Una de las propuestas planteadas por el regidor ha sido la de ubicar en Navia una sede de la Policía, que hasta ahora sólo tiene dependencias en Luarca. Para acogerlos, avanzó, «el Ayuntamiento puede disponer de los locales necesarios», aunque no precisó cuáles podrían ser los adecuados.
Asimismo, García Palacios ha solicitado que se estudie una posible ampliación del efectivos de la Guardia Civil destinados al cuartel de la villa, desde el que se cubren también los concejos de Coaña y Villayón: «Ahora mismo hay 18 agentes, que se ven reducidos en un tercio en periodos de vacaciones. Por eso se necesitan del orden de diez agentes más», expuso el regidor, que recordó que la Benemérita dispone de «unas instalaciones nuevas y modernas, suficientes para dar respuesta a las necesidades que tenemos».

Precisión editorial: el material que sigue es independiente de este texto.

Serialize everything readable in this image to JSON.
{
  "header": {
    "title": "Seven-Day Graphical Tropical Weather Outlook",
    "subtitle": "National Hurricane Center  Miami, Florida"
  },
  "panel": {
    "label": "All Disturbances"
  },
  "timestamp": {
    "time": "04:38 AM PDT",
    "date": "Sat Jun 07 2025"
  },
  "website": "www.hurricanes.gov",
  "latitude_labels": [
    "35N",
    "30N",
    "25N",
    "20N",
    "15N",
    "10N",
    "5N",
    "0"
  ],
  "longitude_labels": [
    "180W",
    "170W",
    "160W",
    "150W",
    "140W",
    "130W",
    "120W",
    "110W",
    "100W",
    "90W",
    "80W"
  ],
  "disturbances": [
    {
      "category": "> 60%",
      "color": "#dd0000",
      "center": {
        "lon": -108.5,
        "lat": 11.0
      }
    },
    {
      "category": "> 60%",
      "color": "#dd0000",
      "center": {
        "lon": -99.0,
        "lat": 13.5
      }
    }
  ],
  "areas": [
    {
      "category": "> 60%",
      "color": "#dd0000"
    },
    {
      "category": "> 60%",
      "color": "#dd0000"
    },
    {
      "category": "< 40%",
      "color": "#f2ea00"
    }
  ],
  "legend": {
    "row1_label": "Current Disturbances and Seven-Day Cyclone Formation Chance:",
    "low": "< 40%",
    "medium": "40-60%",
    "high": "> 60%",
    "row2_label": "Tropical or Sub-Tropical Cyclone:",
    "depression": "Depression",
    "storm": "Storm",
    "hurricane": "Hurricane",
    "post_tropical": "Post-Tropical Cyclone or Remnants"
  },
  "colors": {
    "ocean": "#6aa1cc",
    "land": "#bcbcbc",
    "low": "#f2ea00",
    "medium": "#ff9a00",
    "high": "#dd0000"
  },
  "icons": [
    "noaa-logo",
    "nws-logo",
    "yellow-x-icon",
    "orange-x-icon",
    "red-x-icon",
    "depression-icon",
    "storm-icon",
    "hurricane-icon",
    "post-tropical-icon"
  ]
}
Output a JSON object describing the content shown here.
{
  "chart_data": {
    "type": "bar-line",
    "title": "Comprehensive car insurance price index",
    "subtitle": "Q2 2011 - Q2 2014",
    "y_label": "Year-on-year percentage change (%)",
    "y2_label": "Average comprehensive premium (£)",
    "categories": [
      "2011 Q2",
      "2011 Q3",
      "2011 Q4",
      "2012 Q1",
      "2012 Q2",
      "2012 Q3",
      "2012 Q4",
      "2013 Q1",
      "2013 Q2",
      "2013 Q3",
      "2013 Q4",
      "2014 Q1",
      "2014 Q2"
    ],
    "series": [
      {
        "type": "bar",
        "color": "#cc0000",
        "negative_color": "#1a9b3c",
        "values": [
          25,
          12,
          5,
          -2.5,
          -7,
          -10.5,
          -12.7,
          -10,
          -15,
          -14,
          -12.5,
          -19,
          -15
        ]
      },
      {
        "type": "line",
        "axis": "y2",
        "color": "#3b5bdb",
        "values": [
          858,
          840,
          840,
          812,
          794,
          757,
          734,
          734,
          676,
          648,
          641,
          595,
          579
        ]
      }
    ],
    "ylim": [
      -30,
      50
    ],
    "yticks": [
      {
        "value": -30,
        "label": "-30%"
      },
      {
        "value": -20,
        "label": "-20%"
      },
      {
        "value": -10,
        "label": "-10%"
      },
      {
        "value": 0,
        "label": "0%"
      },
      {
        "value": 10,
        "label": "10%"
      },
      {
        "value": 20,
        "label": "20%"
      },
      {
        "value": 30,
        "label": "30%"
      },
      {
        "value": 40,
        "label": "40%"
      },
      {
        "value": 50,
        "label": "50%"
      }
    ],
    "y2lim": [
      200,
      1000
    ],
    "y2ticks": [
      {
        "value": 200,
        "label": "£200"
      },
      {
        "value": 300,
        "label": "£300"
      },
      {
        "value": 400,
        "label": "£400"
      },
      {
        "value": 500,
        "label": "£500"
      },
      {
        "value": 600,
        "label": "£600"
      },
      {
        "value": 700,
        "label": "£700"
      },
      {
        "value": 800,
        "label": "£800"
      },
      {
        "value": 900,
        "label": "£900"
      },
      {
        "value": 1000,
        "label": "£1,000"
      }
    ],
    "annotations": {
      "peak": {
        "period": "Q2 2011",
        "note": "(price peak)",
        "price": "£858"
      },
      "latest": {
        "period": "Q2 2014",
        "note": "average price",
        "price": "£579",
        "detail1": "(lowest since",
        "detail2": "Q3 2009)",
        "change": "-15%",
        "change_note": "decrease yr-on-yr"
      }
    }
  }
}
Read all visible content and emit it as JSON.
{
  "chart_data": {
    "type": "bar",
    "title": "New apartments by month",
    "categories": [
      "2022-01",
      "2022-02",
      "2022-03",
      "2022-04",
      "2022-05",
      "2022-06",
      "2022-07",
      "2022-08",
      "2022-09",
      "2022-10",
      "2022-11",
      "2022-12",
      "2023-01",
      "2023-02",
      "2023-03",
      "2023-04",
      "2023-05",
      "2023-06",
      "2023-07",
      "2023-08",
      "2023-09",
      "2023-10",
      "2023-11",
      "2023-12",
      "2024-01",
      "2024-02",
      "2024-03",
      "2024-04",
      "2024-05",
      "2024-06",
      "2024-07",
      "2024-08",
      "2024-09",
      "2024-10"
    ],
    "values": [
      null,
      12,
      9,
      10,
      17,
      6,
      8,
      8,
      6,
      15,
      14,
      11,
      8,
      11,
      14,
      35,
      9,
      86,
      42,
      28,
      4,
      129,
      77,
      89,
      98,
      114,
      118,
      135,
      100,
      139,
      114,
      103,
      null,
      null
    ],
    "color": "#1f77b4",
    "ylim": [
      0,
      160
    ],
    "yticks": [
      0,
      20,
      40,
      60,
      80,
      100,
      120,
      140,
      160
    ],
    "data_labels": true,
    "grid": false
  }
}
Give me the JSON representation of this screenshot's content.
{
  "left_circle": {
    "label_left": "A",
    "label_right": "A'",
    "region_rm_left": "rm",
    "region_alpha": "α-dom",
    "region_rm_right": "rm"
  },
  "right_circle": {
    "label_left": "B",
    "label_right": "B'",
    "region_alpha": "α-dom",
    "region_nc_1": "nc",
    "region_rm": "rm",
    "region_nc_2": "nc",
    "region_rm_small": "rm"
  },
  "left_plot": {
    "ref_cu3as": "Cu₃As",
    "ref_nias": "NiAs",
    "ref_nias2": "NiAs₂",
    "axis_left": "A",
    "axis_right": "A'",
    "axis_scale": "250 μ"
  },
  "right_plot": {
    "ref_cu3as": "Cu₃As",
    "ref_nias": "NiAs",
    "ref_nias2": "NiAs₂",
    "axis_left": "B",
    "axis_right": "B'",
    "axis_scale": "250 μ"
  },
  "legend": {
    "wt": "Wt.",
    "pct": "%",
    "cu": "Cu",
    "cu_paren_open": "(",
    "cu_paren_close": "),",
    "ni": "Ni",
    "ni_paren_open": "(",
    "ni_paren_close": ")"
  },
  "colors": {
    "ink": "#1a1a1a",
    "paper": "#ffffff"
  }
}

El alcalde de Navia explicó que las peticiones trasladadas a la Delegación del Gobierno se sustentan en el elevado índice de delitos que se registran en el concejo durante el año: «Si aquí hay más infracciones, los agentes de seguridad tienen que concentrarse aquí», afirmó, al tiempo que señaló que la mayor parte de los incidentes se registran los fines de semana de enero a junio: «Es cuando se concentra aquí gente de toda la comarca. En verano, hay más personas, pero se distribuyen más, porque hay fiestas en casi todos los pueblos».
A la espera de conocer la decisión que adopte la Delegación del Gobierno, que según el alcalde naviego «se han comprometido a estudiarlas», la seguridad de las noches de la villa se mantendrá en manos de la Guardia Civil, cuya actuación es alabada por el regidor.
Para desarrollar su labor, los agentes disponen de cámaras de videovigilancia que están instaladas en algunas de las calles más céntricas de la villa. A estos dispositivos se podrán sumar en breve otros cinco: «Ya tenemos la autorización definitiva para instalarlas», anunció el regidor.